Schuldscheindarlehen sind nicht öffentliche, nicht gelistete bilaterale Darlehensverträge zwischen Emittent und Investor. Investoren sind meist Banken und Sparkassen sowie Versicherungsgesellschaften, Pensionskassen oder mittlerweile vermehrt internationale Investoren. Viele Emittenten profitieren davon, dass Schuldscheine die unternehmerische Unabhängigkeit stärken, da eine breite Investorenbasis an die Stelle eines einzelnen Kreditgebers tritt.

Anders als bei Anleihen gibt es keinen liquiden Sekundärmarkt, die Investoren halten in der Regel ihr Investment über die gesamte Laufzeit („Buy and Hold“). Die Vertragsdokumentation ist denkbar schlank: In der Regel hat sie einen Umfang von nicht mehr als 20 Seiten, und es ist auch kein externes Rating erforderlich. Für den Mittelstand kann die Emission eines Schuldscheines also eine interessante Alternative oder Ergänzung zum Kredit darstellen. Der bürokratische Aufwand ist überschaubar, und im derzeitigen Niedrigzinsumfeld ist die Nachfrage der Investoren nach besser verzinsten Anlagen bei überschaubarem Risiko sehr hoch.

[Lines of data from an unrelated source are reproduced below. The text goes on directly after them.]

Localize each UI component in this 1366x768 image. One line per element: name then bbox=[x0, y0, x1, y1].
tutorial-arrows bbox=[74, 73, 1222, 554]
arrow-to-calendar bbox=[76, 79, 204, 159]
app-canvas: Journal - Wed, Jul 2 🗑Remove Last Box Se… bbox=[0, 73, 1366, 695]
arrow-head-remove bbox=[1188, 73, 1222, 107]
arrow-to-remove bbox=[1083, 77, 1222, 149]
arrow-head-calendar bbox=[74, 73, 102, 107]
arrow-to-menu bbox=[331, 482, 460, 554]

Reif für den Kapitalmarkt?

Unternehmen, die Schuldscheine begeben wollen, sollten einen Mindestumsatz von etwa 300 Mio. Euro haben, damit die Bilanz die entsprechende Kreditaufnahme verkraften kann. Die Finanzabteilung muss über ausreichende Ressourcen verfügen, um die Kommunikation mit den Anlegern („Investor Relations“) nachhaltig gestalten zu können. Anders als bei Anleihen ist ein externes Rating nicht erforderlich, dennoch sind bislang fast alle Emittenten nahe dem Investment Grade einzuordnen. Typische Emittenten sind beispielsweise nicht börsennotierte und nicht geratete Unternehmen aus dem Bereich des (gehobenen) Mittelstands sowie Small- und Mid-Cap-Unternehmen. Eine wichtige Rolle für den Erfolg einer Schuldscheinemission spielt die Auswahl der arrangierenden Banken. Für einen erfahrenen Arrangeur spricht beispielsweise ein überzeugender Track Rekord. Belegt die nachweisbare Erfolgsbilanz doch die Strukturierungskompetenz.


Zur Person

Ralf Woitschig gehört seit Oktober 2014 dem Vorstand der Bayerischen Landesbank an und verantwortet dort das Kapitalmarktgeschäft, die Treasury und das Asset Management.